The Flathead National Forest is pitching a new project in northwestern Montana’s Swan Valley that it says would benefit forests, streams and human communities.
And it’s a big project, says Flathead National Forest Supervisor Chip Weber.
“In the past, we’ve typically done projects where maybe we’re treating 3,000 or 4,000 acres," Weber says. "Here we’re looking at a much larger land base and a much longer time period. And treating more acres, and treating more waterways, roads, etc. So that comprehensive approach allows a cumulative positive effect across a landscape instead of an individual watershed.”
The project has a big name to go with its big footprint: The ‘Mid Swan Landscape Restoration and Wildland Urban Fuels Reduction Project.’ It would cover some 70,000 acres of forest stretching from just south of Swan Lake down to Condon. That’s almost 30 percent of that area’s landscape.
“What we’re looking to do is foster the development of a resilient landscape. Really restore a lot of what has been the effect of fire exclusion for the most part – that’s the broadest effect – and then also to restore some effects of past treatments – roading, harvest, those kinds of things,” Weber says.
To do this the Forest plans on taking a multi-pronged approach, including prescribed burns and stream sediment reduction projects. Timber harvests would be another potential tool. Weber estimates that up to 60-million-board feet of timber could possibly be harvested. He says that’s a conservative estimate at this point.
But one environmental group rips it as just another big logging proposal that would do more harm than good.
Keith Hammer, chair of the Swan View Coalition, says that group is still sifting through the proposal’s specifics.
His first impressions: “What it does is it does a bunch of logging, builds a bunch of new roads in the Swan Valley, which is known to have historically been over-roaded and over-logged in the first place.” Hammer says.
Weber says that’s too simplistic of an interpretation.
“A lot of the proposal is either setting conditions for natural fire to burn in a more resilient way than is currently happening.
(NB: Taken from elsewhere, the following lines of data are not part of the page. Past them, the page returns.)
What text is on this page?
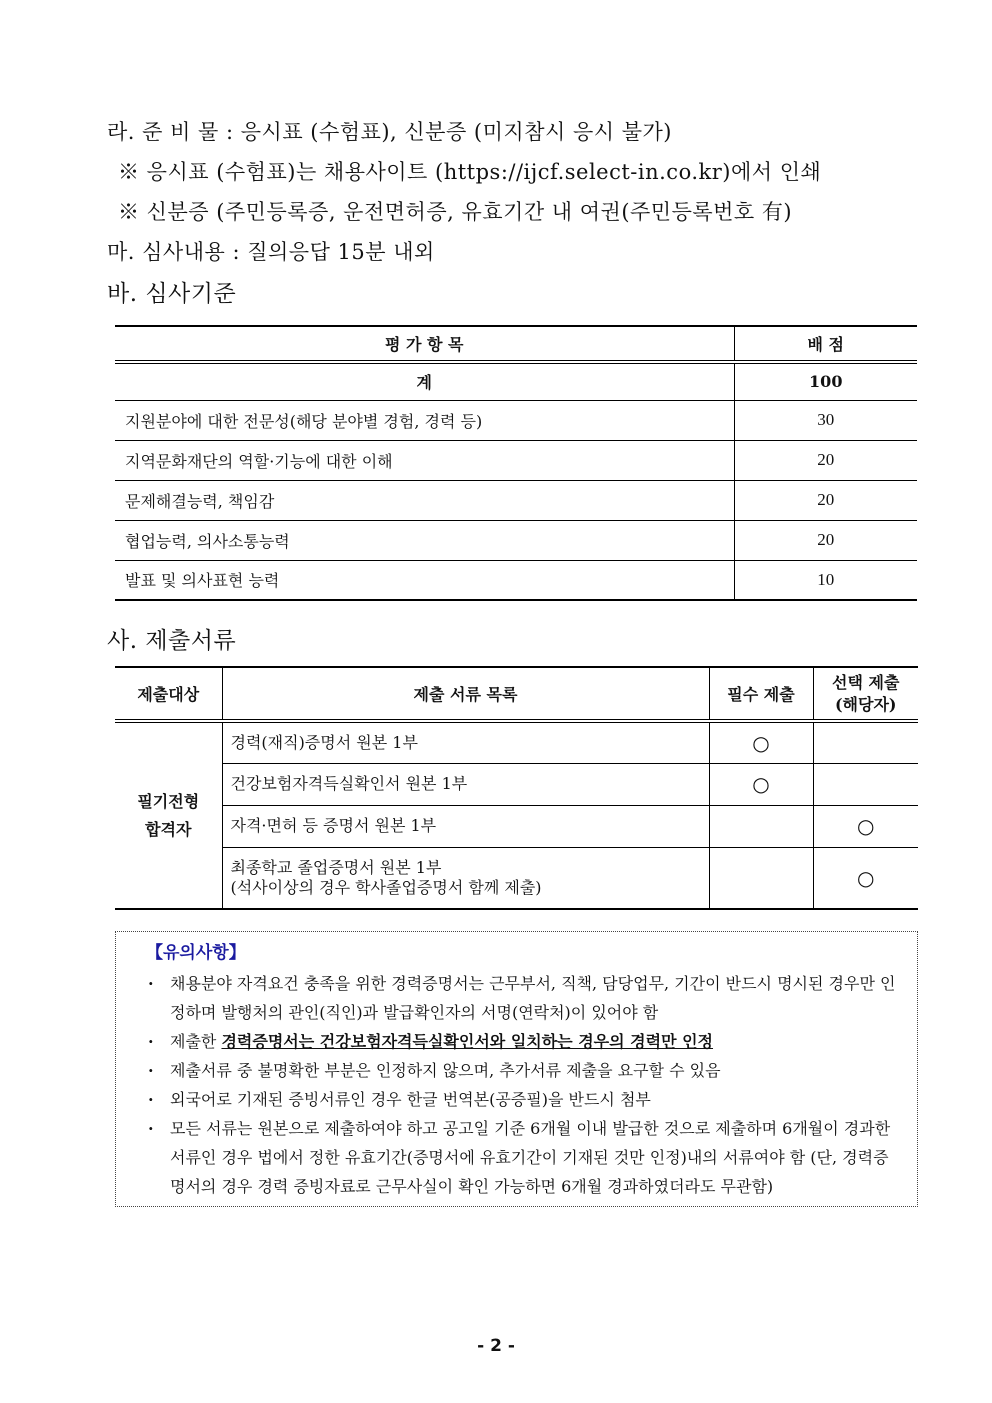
라. 준 비 물 : 응시표 (수험표), 신분증 (미지참시 응시 불가)
※ 응시표 (수험표)는 채용사이트 (https://ijcf.select-in.co.kr)에서 인쇄
※ 신분증 (주민등록증, 운전면허증, 유효기간 내 여권(주민등록번호 有)
마. 심사내용 : 질의응답 15분 내외
바. 심사기준
평 가 항 목	배 점
계	100
지원분야에 대한 전문성(해당 분야별 경험, 경력 등)	30
지역문화재단의 역할·기능에 대한 이해	20
문제해결능력, 책임감	20
협업능력, 의사소통능력	20
발표 및 의사표현 능력	10
사. 제출서류
제출대상	제출 서류 목록	필수 제출	선택 제출
(해당자)
필기전형
합격자	경력(재직)증명서 원본 1부	○	
	건강보험자격득실확인서 원본 1부	○	
	자격·면허 등 증명서 원본 1부		○
	최종학교 졸업증명서 원본 1부
(석사이상의 경우 학사졸업증명서 함께 제출)		○
【유의사항】
· 채용분야 자격요건 충족을 위한 경력증명서는 근무부서, 직책, 담당업무, 기간이 반드시 명시된 경우만 인정하며 발행처의 관인(직인)과 발급확인자의 서명(연락처)이 있어야 함
· 제출한 경력증명서는 건강보험자격득실확인서와 일치하는 경우의 경력만 인정
· 제출서류 중 불명확한 부분은 인정하지 않으며, 추가서류 제출을 요구할 수 있음
· 외국어로 기재된 증빙서류인 경우 한글 번역본(공증필)을 반드시 첨부
· 모든 서류는 원본으로 제출하여야 하고 공고일 기준 6개월 이내 발급한 것으로 제출하며 6개월이 경과한 서류인 경우 법에서 정한 유효기간(증명서에 유효기간이 기재된 것만 인정)내의 서류여야 함 (단, 경력증명서의 경우 경력 증빙자료로 근무사실이 확인 가능하면 6개월 경과하였더라도 무관함)
- 2 -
Or actually applying prescribed fire to the ground to restore fire back to the ecosystem,” Weber says.
The Swan View Coalition’s Keith Hammer also worries the Flathead Forest is setting itself up to dump more sediment into streams, not less.
“So they’re going up into high elevations and would build roads through avalanche chutes," Hammer says. "They have had culverts that have plugged and failed on the Flathead National Forest due to avalanche debris. It’s one of the last places you want to build logging roads."
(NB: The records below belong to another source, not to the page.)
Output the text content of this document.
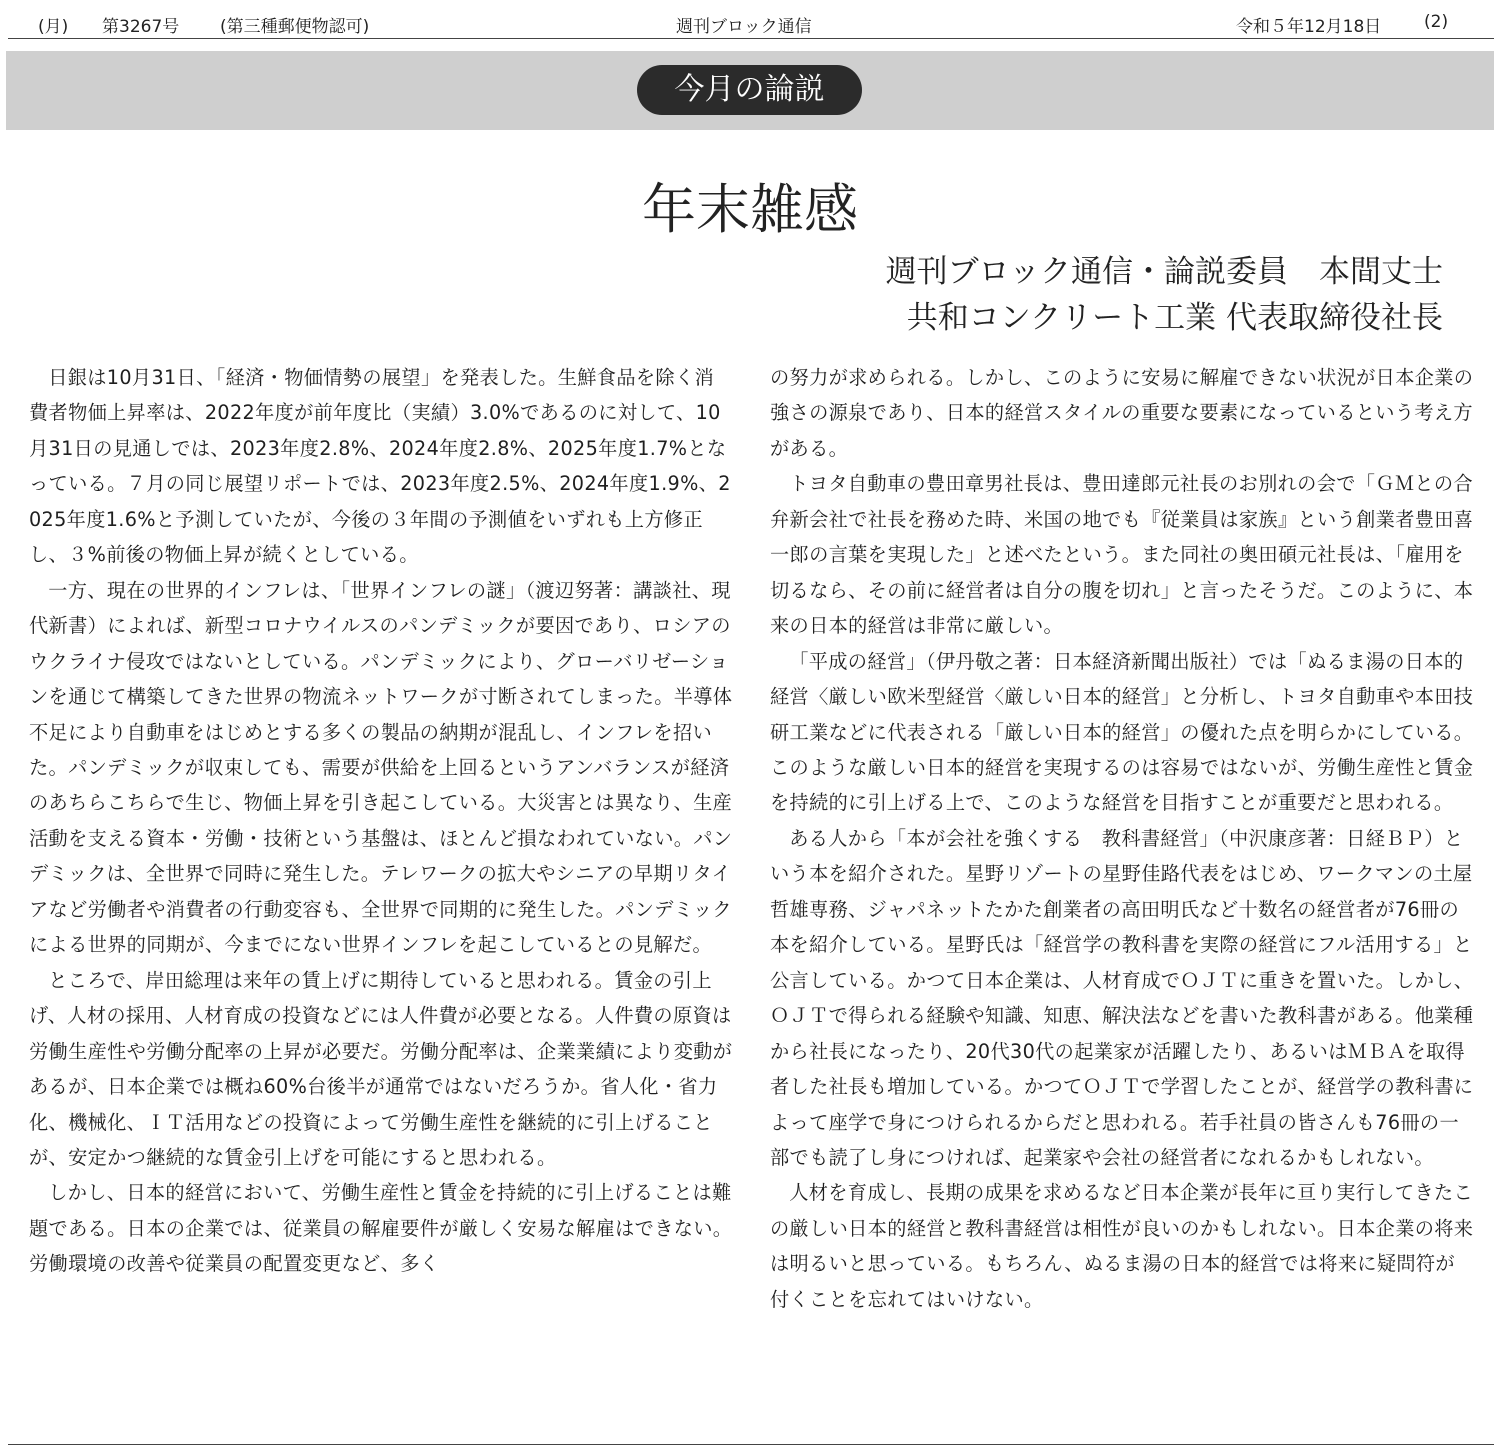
(月) 第3267号 (第三種郵便物認可)	週刊ブロック通信	令和５年12月18日	(2)
今月の論説
年末雑感
週刊ブロック通信・論説委員　本間丈士
共和コンクリート工業 代表取締役社長

日銀は10月31日、「経済・物価情勢の展望」を発表した。生鮮食品を除く消費者物価上昇率は、2022年度が前年度比（実績）3.0%であるのに対して、10月31日の見通しでは、2023年度2.8%、2024年度2.8%、2025年度1.7%となっている。７月の同じ展望リポートでは、2023年度2.5%、2024年度1.9%、2025年度1.6%と予測していたが、今後の３年間の予測値をいずれも上方修正し、３%前後の物価上昇が続くとしている。

一方、現在の世界的インフレは、「世界インフレの謎」（渡辺努著：講談社、現代新書）によれば、新型コロナウイルスのパンデミックが要因であり、ロシアのウクライナ侵攻ではないとしている。パンデミックにより、グローバリゼーションを通じて構築してきた世界の物流ネットワークが寸断されてしまった。半導体不足により自動車をはじめとする多くの製品の納期が混乱し、インフレを招いた。パンデミックが収束しても、需要が供給を上回るというアンバランスが経済のあちらこちらで生じ、物価上昇を引き起こしている。大災害とは異なり、生産活動を支える資本・労働・技術という基盤は、ほとんど損なわれていない。パンデミックは、全世界で同時に発生した。テレワークの拡大やシニアの早期リタイアなど労働者や消費者の行動変容も、全世界で同期的に発生した。パンデミックによる世界的同期が、今までにない世界インフレを起こしているとの見解だ。

ところで、岸田総理は来年の賃上げに期待していると思われる。賃金の引上げ、人材の採用、人材育成の投資などには人件費が必要となる。人件費の原資は労働生産性や労働分配率の上昇が必要だ。労働分配率は、企業業績により変動があるが、日本企業では概ね60%台後半が通常ではないだろうか。省人化・省力化、機械化、ＩＴ活用などの投資によって労働生産性を継続的に引上げることが、安定かつ継続的な賃金引上げを可能にすると思われる。

しかし、日本的経営において、労働生産性と賃金を持続的に引上げることは難題である。日本の企業では、従業員の解雇要件が厳しく安易な解雇はできない。労働環境の改善や従業員の配置変更など、多く

の努力が求められる。しかし、このように安易に解雇できない状況が日本企業の強さの源泉であり、日本的経営スタイルの重要な要素になっているという考え方がある。

トヨタ自動車の豊田章男社長は、豊田達郎元社長のお別れの会で「ＧＭとの合弁新会社で社長を務めた時、米国の地でも『従業員は家族』という創業者豊田喜一郎の言葉を実現した」と述べたという。また同社の奥田碩元社長は、「雇用を切るなら、その前に経営者は自分の腹を切れ」と言ったそうだ。このように、本来の日本的経営は非常に厳しい。

「平成の経営」（伊丹敬之著：日本経済新聞出版社）では「ぬるま湯の日本的経営〈厳しい欧米型経営〈厳しい日本的経営」と分析し、トヨタ自動車や本田技研工業などに代表される「厳しい日本的経営」の優れた点を明らかにしている。このような厳しい日本的経営を実現するのは容易ではないが、労働生産性と賃金を持続的に引上げる上で、このような経営を目指すことが重要だと思われる。

ある人から「本が会社を強くする　教科書経営」（中沢康彦著：日経ＢＰ）という本を紹介された。星野リゾートの星野佳路代表をはじめ、ワークマンの土屋哲雄専務、ジャパネットたかた創業者の高田明氏など十数名の経営者が76冊の本を紹介している。星野氏は「経営学の教科書を実際の経営にフル活用する」と公言している。かつて日本企業は、人材育成でＯＪＴに重きを置いた。しかし、ＯＪＴで得られる経験や知識、知恵、解決法などを書いた教科書がある。他業種から社長になったり、20代30代の起業家が活躍したり、あるいはＭＢＡを取得者した社長も増加している。かつてＯＪＴで学習したことが、経営学の教科書によって座学で身につけられるからだと思われる。若手社員の皆さんも76冊の一部でも読了し身につければ、起業家や会社の経営者になれるかもしれない。

人材を育成し、長期の成果を求めるなど日本企業が長年に亘り実行してきたこの厳しい日本的経営と教科書経営は相性が良いのかもしれない。日本企業の将来は明るいと思っている。もちろん、ぬるま湯の日本的経営では将来に疑問符が付くことを忘れてはいけない。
He also worries about the landscape-level scope of the proposal, which he says is locally unprecedented.
Chip Weber says the forest will get more bang for its buck this way, adding science supports affecting large-scale change.
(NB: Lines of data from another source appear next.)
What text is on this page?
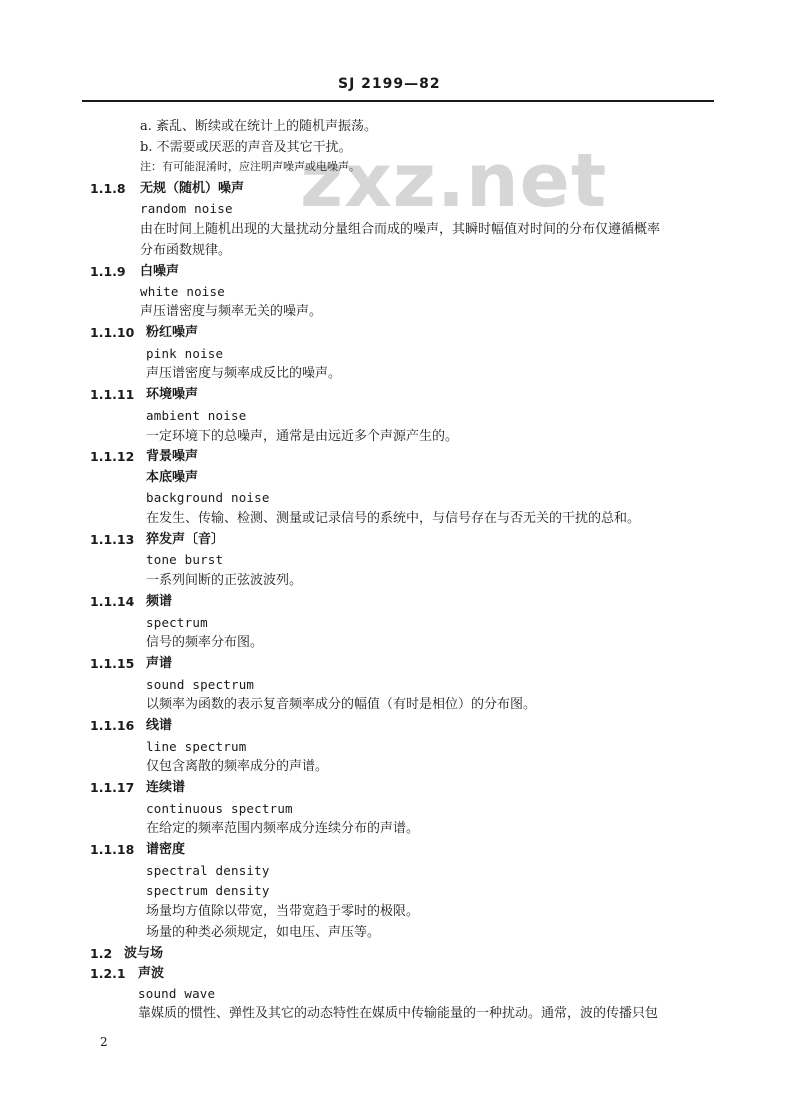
SJ 2199—82
zxz.net
a. 紊乱、断续或在统计上的随机声振荡。
b. 不需要或厌恶的声音及其它干扰。
注：有可能混淆时，应注明声噪声或电噪声。
1.1.8 无规（随机）噪声
random noise
由在时间上随机出现的大量扰动分量组合而成的噪声，其瞬时幅值对时间的分布仅遵循概率
分布函数规律。
1.1.9 白噪声
white noise
声压谱密度与频率无关的噪声。
1.1.10 粉红噪声
pink noise
声压谱密度与频率成反比的噪声。
1.1.11 环境噪声
ambient noise
一定环境下的总噪声，通常是由远近多个声源产生的。
1.1.12 背景噪声
本底噪声
background noise
在发生、传输、检测、测量或记录信号的系统中，与信号存在与否无关的干扰的总和。
1.1.13 猝发声〔音〕
tone burst
一系列间断的正弦波波列。
1.1.14 频谱
spectrum
信号的频率分布图。
1.1.15 声谱
sound spectrum
以频率为函数的表示复音频率成分的幅值（有时是相位）的分布图。
1.1.16 线谱
line spectrum
仅包含离散的频率成分的声谱。
1.1.17 连续谱
continuous spectrum
在给定的频率范围内频率成分连续分布的声谱。
1.1.18 谱密度
spectral density
spectrum density
场量均方值除以带宽，当带宽趋于零时的极限。
场量的种类必须规定，如电压、声压等。
1.2 波与场
1.2.1 声波
sound wave
靠媒质的惯性、弹性及其它的动态特性在媒质中传输能量的一种扰动。通常，波的传播只包
2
The Flathead Forest developed the proposal with the ‘The Southwest Crown Collaborative’, an independent volunteer-based project that works with the Lolo, Flathead and Helena-Lewis and Clark Forests on restoration projects.
Keith Hammer says the Swan View Coalition has participated in several collaboratives and always walked away disappointed.
“Every single one of them has helped the Forest Service to get around its own laws and guidelines and its own forest plan. And that's why we don’t go full-term with these collaboratives. We reach a point where they want to break the law and we say ‘no, we’re not going to help the agency break the law.'"
A public meeting on the Mid-Swan Project will be held November 8 in Condon. Comments will be accepted through November 21.